In caso di inutile decorso del termine, eventualmente ridotto, il Presidente del Consiglio può sostituirsi
direttamente all’amministrazione inadempiente, adottando i relativi atti, oppure, previa delibera del Consiglio
dei ministri, può delegare il potere sostitutivo ad un diverso soggetto, fissando un nuovo termine per la
conclusione del procedimento.
Viene poi disciplinato l’esercizio del potere sostitutivo nei casi in cui l’intervento coinvolga le competenze
delle regioni e degli enti locali.
Il coinvolgimento degli enti territoriali è comunque escluso nel caso in cui “sussista un preminente interesse
nazionale alla realizzazione dell’opera”.

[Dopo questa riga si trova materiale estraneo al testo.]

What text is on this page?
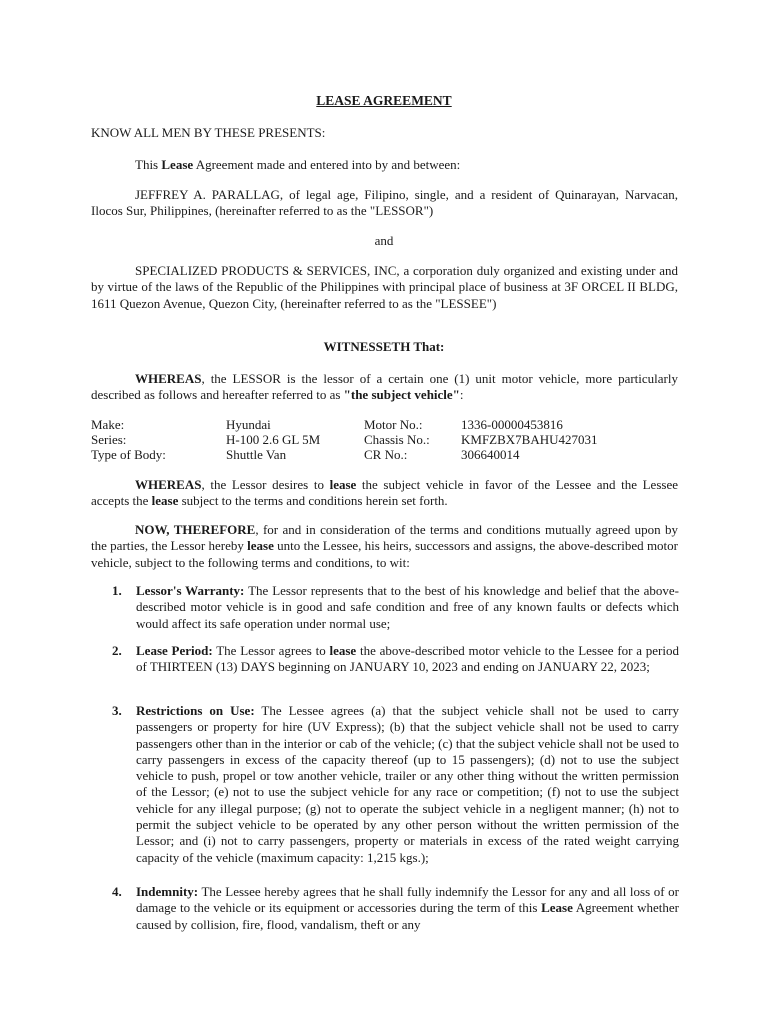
LEASE AGREEMENT
KNOW ALL MEN BY THESE PRESENTS:
This Lease Agreement made and entered into by and between:
JEFFREY A. PARALLAG, of legal age, Filipino, single, and a resident of Quinarayan, Narvacan, Ilocos Sur, Philippines, (hereinafter referred to as the "LESSOR")
and
SPECIALIZED PRODUCTS & SERVICES, INC, a corporation duly organized and existing under and by virtue of the laws of the Republic of the Philippines with principal place of business at 3F ORCEL II BLDG, 1611 Quezon Avenue, Quezon City, (hereinafter referred to as the "LESSEE")
WITNESSETH That:
WHEREAS, the LESSOR is the lessor of a certain one (1) unit motor vehicle, more particularly described as follows and hereafter referred to as "the subject vehicle":
Make:	Hyundai	Motor No.:	1336-00000453816
Series:	H-100 2.6 GL 5M	Chassis No.:	KMFZBX7BAHU427031
Type of Body:	Shuttle Van	CR No.:	306640014
WHEREAS, the Lessor desires to lease the subject vehicle in favor of the Lessee and the Lessee accepts the lease subject to the terms and conditions herein set forth.
NOW, THEREFORE, for and in consideration of the terms and conditions mutually agreed upon by the parties, the Lessor hereby lease unto the Lessee, his heirs, successors and assigns, the above-described motor vehicle, subject to the following terms and conditions, to wit:
1. Lessor's Warranty: The Lessor represents that to the best of his knowledge and belief that the above-described motor vehicle is in good and safe condition and free of any known faults or defects which would affect its safe operation under normal use;
2. Lease Period: The Lessor agrees to lease the above-described motor vehicle to the Lessee for a period of THIRTEEN (13) DAYS beginning on JANUARY 10, 2023 and ending on JANUARY 22, 2023;
3. Restrictions on Use: The Lessee agrees (a) that the subject vehicle shall not be used to carry passengers or property for hire (UV Express); (b) that the subject vehicle shall not be used to carry passengers other than in the interior or cab of the vehicle; (c) that the subject vehicle shall not be used to carry passengers in excess of the capacity thereof (up to 15 passengers); (d) not to use the subject vehicle to push, propel or tow another vehicle, trailer or any other thing without the written permission of the Lessor; (e) not to use the subject vehicle for any race or competition; (f) not to use the subject vehicle for any illegal purpose; (g) not to operate the subject vehicle in a negligent manner; (h) not to permit the subject vehicle to be operated by any other person without the written permission of the Lessor; and (i) not to carry passengers, property or materials in excess of the rated weight carrying capacity of the vehicle (maximum capacity: 1,215 kgs.);
4. Indemnity: The Lessee hereby agrees that he shall fully indemnify the Lessor for any and all loss of or damage to the vehicle or its equipment or accessories during the term of this Lease Agreement whether caused by collision, fire, flood, vandalism, theft or any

Quando non sussiste un preminente interesse nazionale e l’intervento coinvolga esclusivamente o in misura
prevalente il territorio di una regione o di un comune o città metropolitana, il Presidente del Consiglio di
regola delega all’esercizio del potere sostitutivo il Presidente della regione o il sindaco.
Negli altri casi, quando l’intervento coinvolge le competenze delle regioni e degli enti locali la determinazione
delle modalità di esercizio del potere sostitutivo è rimessa a una previa intesa in sede di Conferenza unificata
(ferma restando l’esclusione nei casi di sussistenza di un preminente interesse nazionale).